Following the war, Sister Rose Marie taught at St. James Academy in Malabon for two years, and from 1947 to 1967 she both taught and served as Registrar at Maryknoll College (now known as Miriam College) in Manila. From 1967 to 1972, she served as Dean of LaSalette College in Santiago, Isabela, which today is LaSalette University, offering many fields of study. One Sister writes that LaSalette’s beginnings were like a mustard seed and Sister Rose Marie was instrumental in its monumental growth by having it accredited. She was a woman of vision and great faith! She was also a member of the Maryknoll Sisters Philippine Regional Council from 1968 to 1970.
During her 42 years in the Philippines, Sister Rose Marie was well loved and she kept in contact with many alumnae. Known to be an excellent teacher, she demanded excellence from her students. She gave herself one hundred percent in all that she did, yet was described as a person who needed no attention. She is known for many things, from being a wonderful person to converse with given her English literature background, to being a “Rock of Gibralter” in the internment camp. She is fondly remembered for the way she would even look at someone and for her spontaneous and insightful words: “Always look at beauty, it is beauty that lifts you up,” or “Do not let anything be bigger than you.” To all of us, Sister Rose Marie has been one of our “legends,” one of those who survived the unspeakable near-starvation conditions of wartime internment and continued on to be a woman who accomplished much in her lifetime.

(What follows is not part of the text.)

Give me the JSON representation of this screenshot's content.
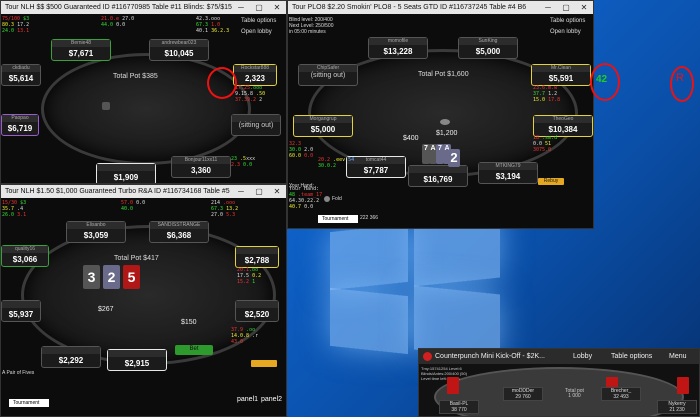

Sister returned to Maryknoll, New York ,in 1972, where she served as secretary in the Renewal Office and as a member of the Senior Center Council until 1975. Always the student, she began taking certificate courses in gerontology, long-term care and the implications of the aging process. She said she always wanted to be a nurse and had been accepted to a nursing school in Massachusetts until a visit to Maryknoll changed all that. In 1978 at the age of 71, she joined the staff of the Center Health Unit at Maryknoll, New York, and began in-service training, receiving a Geriatric Nursing Assistant Certificate in 1982 from the Maryknoll Sisters Nursing Home. She continued working as a nursing assistant until 1984 when she retired from this second career and did voluntary work for the Center Council. In 1985 she was one of six women in Westchester County to receive an award given to “Outstanding Women in Advancing Years.” When her own health began to fail in 1990, she moved to the Residential Care Unit at Maryknoll, New York.
We welcome Sister Rose Marie’s family and friends. We also welcome Maryknoll Father Carroll Houle who will preside at this morning’s Liturgy of Christian Burial.